L’Histoire à la carte présentation et extrait

Quatrième de couverture :

C’est l’histoire du Lièvre à la royale, tendre gibier cuisiné pour un Louis XIV édenté ; de la Pêche Melba, aussi frissonnante que la cantatrice qui lui a donné son nom ; du Hamburger qui remonterait à Gengis Khan ; de la Blanquette de veau et du Paris-brest.

Parmi les plus grandes recettes de nos cuisines familiales et de nos restaurants toqués, le chef Thierry Marx et l’écrivain Bernard Thomasson racontent trente histoires formidables et croustillantes, croquées avec humour par le dessinateur Serge Bloch et sous le regard complice de la photographe Mathilde de l’Écotais.

Après le succès de l’émission « L’Histoire à la carte » diffusée chaque dimanche à 17h55 sur France Info, on retrouve avec plaisir le récit et la recette de ces préparations gastronomiques au cœur de notre patrimoine.

Extrait :

Un lièvre à la royale pour un sans-dent à la tête de l’État

Versailles, 22 heures, le « grand couvert » est servi dans l’antichambre du roi. Louis XIV y a convié la reine, ses enfants et ses petits-enfants. Il prend place à son fauteuil, devant la table dressée ; des pliants sont disposés pour les convives sur les bas-côtés. Derrière lui, se tiennent, à sa disposition, le capitaine des gardes du corps, le premier médecin, le porte-fauteuil et le gentilhomme échanson, le seul habilité à lui proposer du vin coupé d’eau.
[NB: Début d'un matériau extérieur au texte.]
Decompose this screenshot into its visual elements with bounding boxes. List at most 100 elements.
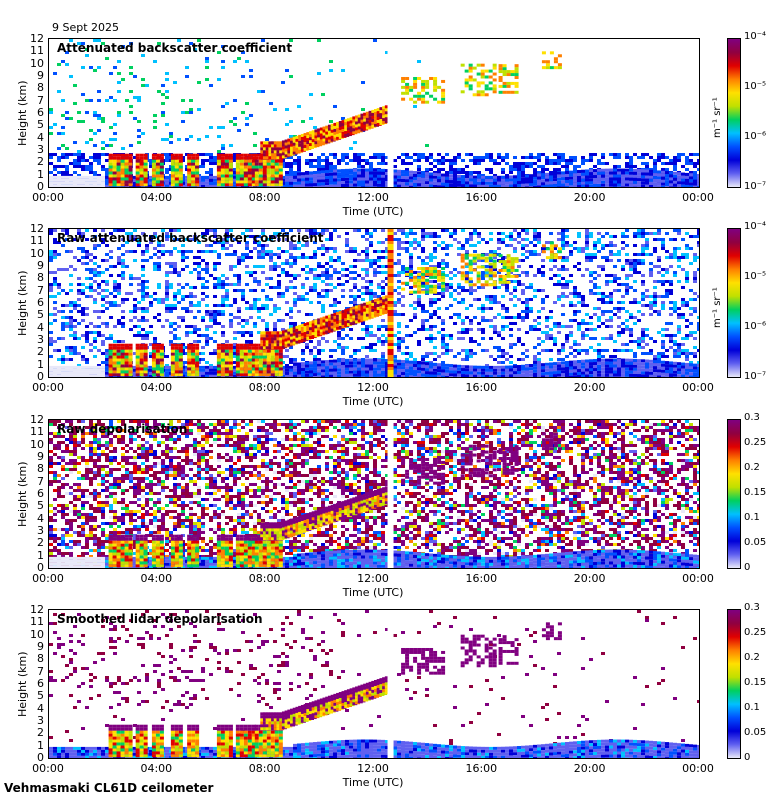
y-tick-label: 9	[37, 69, 44, 82]
y-tick-label: 11	[30, 44, 44, 58]
x-tick-label: 16:00	[465, 381, 498, 394]
x-tick-label: 16:00	[465, 572, 498, 585]
y-tick-label: 7	[37, 664, 44, 678]
y-axis-label: Height (km)	[16, 80, 29, 146]
y-axis-label: Height (km)	[16, 461, 29, 527]
y-tick-label: 6	[37, 296, 44, 309]
y-tick-label: 4	[37, 320, 44, 334]
y-axis-label: Height (km)	[16, 270, 29, 336]
x-tick-label: 20:00	[573, 191, 606, 204]
x-tick-label: 20:00	[573, 381, 606, 394]
y-tick-label: 12	[30, 32, 44, 45]
y-tick-label: 1	[37, 548, 44, 562]
date-label: 9 Sept 2025	[52, 21, 120, 34]
y-tick-label: 6	[37, 677, 44, 690]
heatmap-svg	[49, 39, 699, 187]
y-tick-label: 11	[30, 615, 44, 629]
y-tick-label: 1	[37, 738, 44, 752]
heatmap-cells	[49, 610, 699, 758]
x-tick-label: 12:00	[357, 572, 389, 585]
y-tick-label: 8	[37, 462, 44, 476]
y-tick-label: 5	[37, 308, 44, 322]
y-tick-label: 2	[37, 536, 44, 550]
plot-area	[48, 38, 700, 188]
x-tick-label: 08:00	[248, 762, 281, 775]
y-tick-label: 5	[37, 689, 44, 703]
x-tick-label: 00:00	[32, 762, 64, 775]
y-tick-label: 3	[37, 714, 44, 727]
colorbar-tick-label: 10⁻⁶	[744, 131, 767, 142]
y-tick-label: 2	[37, 345, 44, 359]
y-tick-label: 5	[37, 118, 44, 132]
x-axis-label: Time (UTC)	[342, 395, 404, 408]
chart-panel: Smoothed lidar depolarisation 0 1 2 3 4 5 6 7 8 9 1…	[0, 602, 780, 799]
colorbar-tick-label: 0.1	[744, 702, 760, 713]
y-tick-label: 4	[37, 511, 44, 525]
y-tick-label: 12	[30, 222, 44, 235]
colorbar-tick-label: 10⁻⁶	[744, 321, 767, 332]
colorbar-tick-label: 0.15	[744, 677, 767, 688]
y-tick-label: 6	[37, 106, 44, 119]
x-axis-label: Time (UTC)	[342, 586, 404, 599]
colorbar-tick-label: 0.05	[744, 537, 767, 548]
colorbar-tick-label: 10⁻⁵	[744, 81, 767, 92]
chart-panel: Raw attenuated backscatter coefficient 0 1…	[0, 221, 780, 418]
x-tick-label: 04:00	[140, 572, 173, 585]
colorbar-tick-label: 10⁻⁵	[744, 271, 767, 282]
heatmap-svg	[49, 420, 699, 568]
y-tick-label: 10	[30, 437, 44, 451]
heatmap-svg	[49, 610, 699, 758]
plot-area	[48, 228, 700, 378]
colorbar-tick-label: 0.1	[744, 512, 760, 523]
x-tick-label: 00:00	[32, 191, 64, 204]
colorbar-unit-label: m⁻¹ sr⁻¹	[712, 97, 723, 138]
x-axis-label: Time (UTC)	[342, 205, 404, 218]
panel-title: Smoothed lidar depolarisation	[57, 612, 263, 626]
y-tick-label: 7	[37, 283, 44, 297]
y-tick-label: 8	[37, 271, 44, 285]
y-tick-label: 11	[30, 234, 44, 248]
x-tick-label: 08:00	[248, 572, 281, 585]
heatmap-cells	[49, 229, 699, 377]
x-tick-label: 08:00	[248, 191, 281, 204]
y-tick-label: 5	[37, 499, 44, 513]
y-axis-label: Height (km)	[16, 651, 29, 717]
colorbar-tick-label: 0.2	[744, 462, 760, 473]
colorbar-tick-label: 0.25	[744, 627, 767, 638]
panel-title: Attenuated backscatter coefficient	[57, 41, 293, 55]
x-tick-label: 20:00	[573, 572, 606, 585]
y-tick-label: 10	[30, 56, 44, 70]
y-tick-label: 6	[37, 487, 44, 500]
y-tick-label: 3	[37, 333, 44, 346]
y-tick-label: 12	[30, 603, 44, 616]
x-tick-label: 00:00	[32, 572, 64, 585]
panel-title: Raw attenuated backscatter coefficient	[57, 231, 324, 245]
x-tick-label: 00:00	[32, 381, 64, 394]
y-tick-label: 0	[37, 180, 44, 193]
y-tick-label: 0	[37, 370, 44, 383]
colorbar	[727, 419, 741, 569]
chart-panel: Attenuated backscatter coefficient 0 1 2 3 4 5…	[0, 31, 780, 228]
x-tick-label: 04:00	[140, 762, 173, 775]
y-tick-label: 4	[37, 130, 44, 144]
colorbar-tick-label: 10⁻⁷	[744, 371, 767, 382]
y-tick-label: 10	[30, 627, 44, 641]
y-tick-label: 9	[37, 450, 44, 463]
colorbar-tick-label: 10⁻⁴	[744, 221, 767, 232]
y-tick-label: 2	[37, 726, 44, 740]
colorbar-tick-label: 0.25	[744, 437, 767, 448]
x-axis-label: Time (UTC)	[342, 776, 404, 789]
colorbar-tick-label: 10⁻⁴	[744, 31, 767, 42]
x-tick-label: 08:00	[248, 381, 281, 394]
panel-title: Raw depolarisation	[57, 422, 188, 436]
x-tick-label: 04:00	[140, 381, 173, 394]
y-tick-label: 7	[37, 474, 44, 488]
plot-area	[48, 609, 700, 759]
x-tick-label: 00:00	[682, 762, 714, 775]
x-tick-label: 00:00	[682, 191, 714, 204]
y-tick-label: 8	[37, 81, 44, 95]
y-tick-label: 9	[37, 640, 44, 653]
colorbar-tick-label: 0.3	[744, 602, 760, 613]
y-tick-label: 10	[30, 246, 44, 260]
x-tick-label: 04:00	[140, 191, 173, 204]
Trois services vont se succéder : les potages et entrées (souvent des potées avec des viandes et des herbes), les rôts (de grandes pièces rôties, avec une faveur pour le veau, l’agneau, le jambon, plus des salades), les entremets (dont les nouveaux légumes comme les petits pois, les asperges, et autres melons qui ont remplacé les raves, carottes et navets des anciens temps). Le souper se conclut toujours par le « fruit », un dessert composé de fruits crus, secs ou confits, dressés en pyramide, de compotes et de chaussons fourrés aux pommes ou aux poires.
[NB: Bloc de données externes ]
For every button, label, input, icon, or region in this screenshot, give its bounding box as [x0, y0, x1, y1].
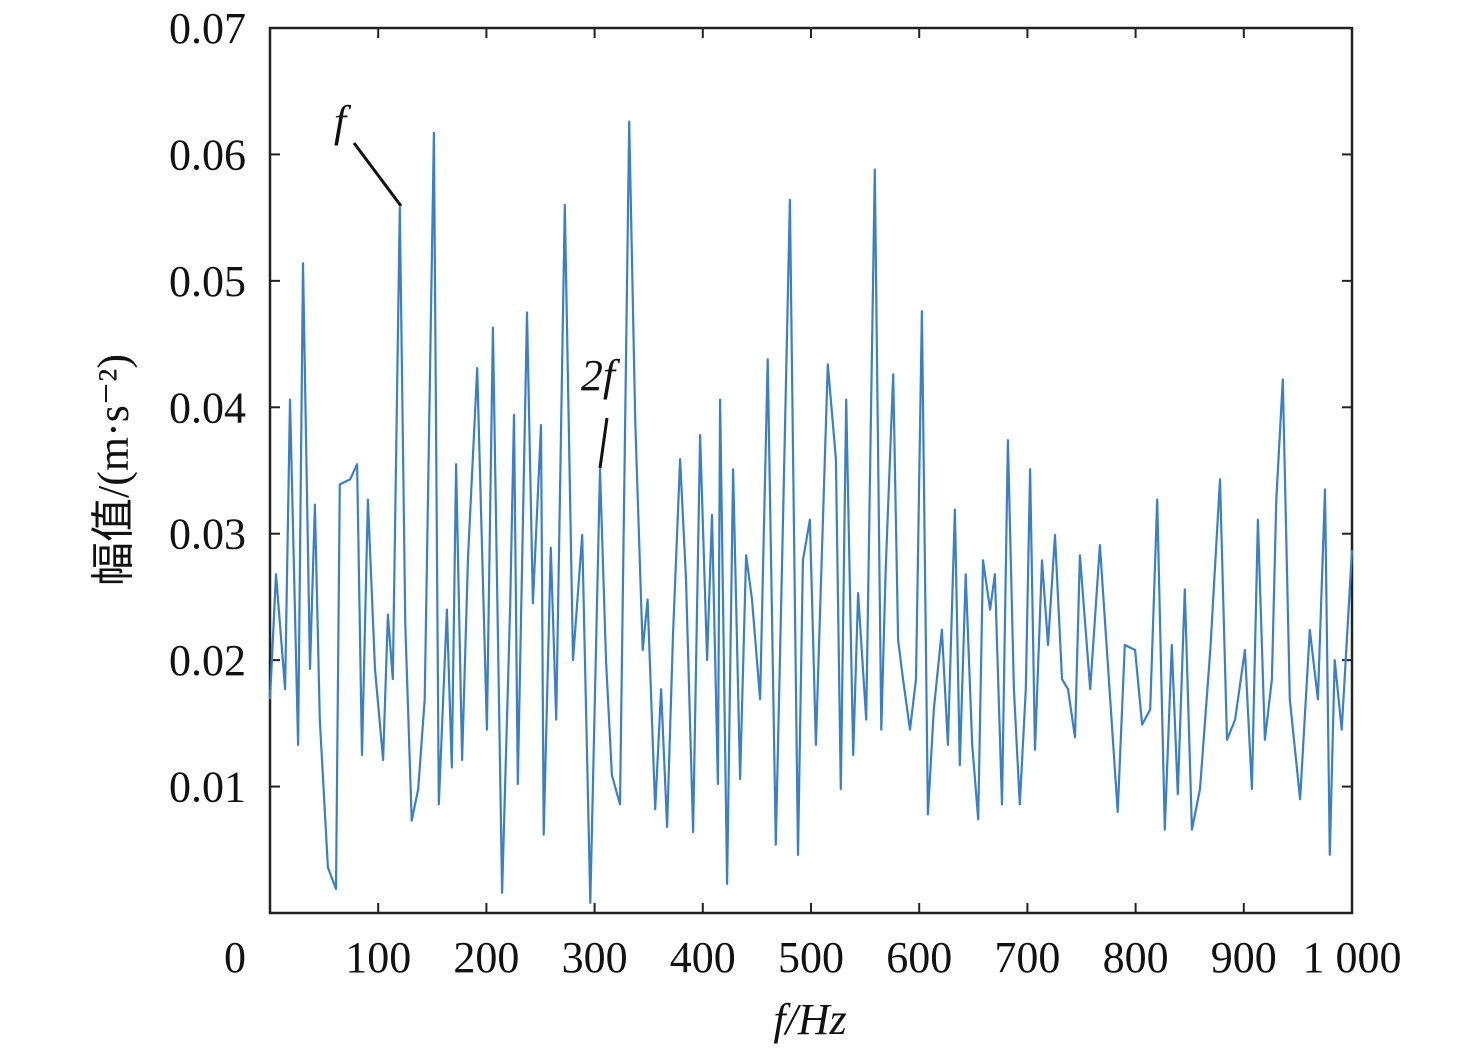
x-tick-label: 300 — [562, 933, 628, 982]
x-tick-label: 100 — [345, 933, 411, 982]
y-axis-label: 幅值/(m·s⁻²) — [89, 354, 138, 586]
x-tick-label: 600 — [886, 933, 952, 982]
x-tick-label: 500 — [778, 933, 844, 982]
x-axis-label: f/Hz — [773, 995, 846, 1044]
x-tick-label: 0 — [224, 933, 246, 982]
annotation-leader — [352, 142, 403, 207]
x-tick-label: 400 — [670, 933, 736, 982]
x-tick-label: 200 — [453, 933, 519, 982]
y-tick-label: 0.05 — [169, 257, 246, 306]
y-tick-label: 0.04 — [169, 383, 246, 432]
y-tick-label: 0.06 — [169, 130, 246, 179]
y-tick-label: 0.02 — [169, 636, 246, 685]
y-tick-label: 0.07 — [169, 4, 246, 53]
data-line — [268, 120, 1354, 904]
x-tick-label: 900 — [1211, 933, 1277, 982]
y-tick-label: 0.03 — [169, 510, 246, 559]
x-tick-label: 800 — [1103, 933, 1169, 982]
annotation: f — [334, 97, 352, 146]
x-tick-label: 700 — [994, 933, 1060, 982]
y-tick-label: 0.01 — [169, 763, 246, 812]
annotation-leader — [598, 417, 609, 469]
annotation: 2f — [581, 351, 621, 400]
x-tick-label: 1 000 — [1303, 933, 1402, 982]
Le Roi-Soleil avalait dru ! Sans fourchette, bien qu’elle fût déjà inventée ; il préférait ses doigts et un couteau, qu’il maniait fort bien selon ses admirateurs. Car une foule de curieux assistait au « grand couvert » : les duchesses en faveur disposaient d’un siège au premier rang, devant les autres courtisans, puis les badauds de passage. Est-ce là que la duchesse d’Orléans vit son royal beau-frère engloutir « quatre pleines assiettes de soupes diverses, un faisan entier, une perdrix, une grande assiette de salade, deux grandes tranches de jambon, du mouton au jus et à l’ail, une assiette de pâtisserie, et puis encore du fruit et des œufs durs », ainsi qu’elle le décrit dans l’une des milliers de lettres qui constituent la Correspondance complète de Madame ? La Palatine assista-t-elle aussi, après la formule consacrée « Messieurs, la viande du roi ! », à la dégustation par le souverain d’un de ses plats préférés : le lièvre à la royale ?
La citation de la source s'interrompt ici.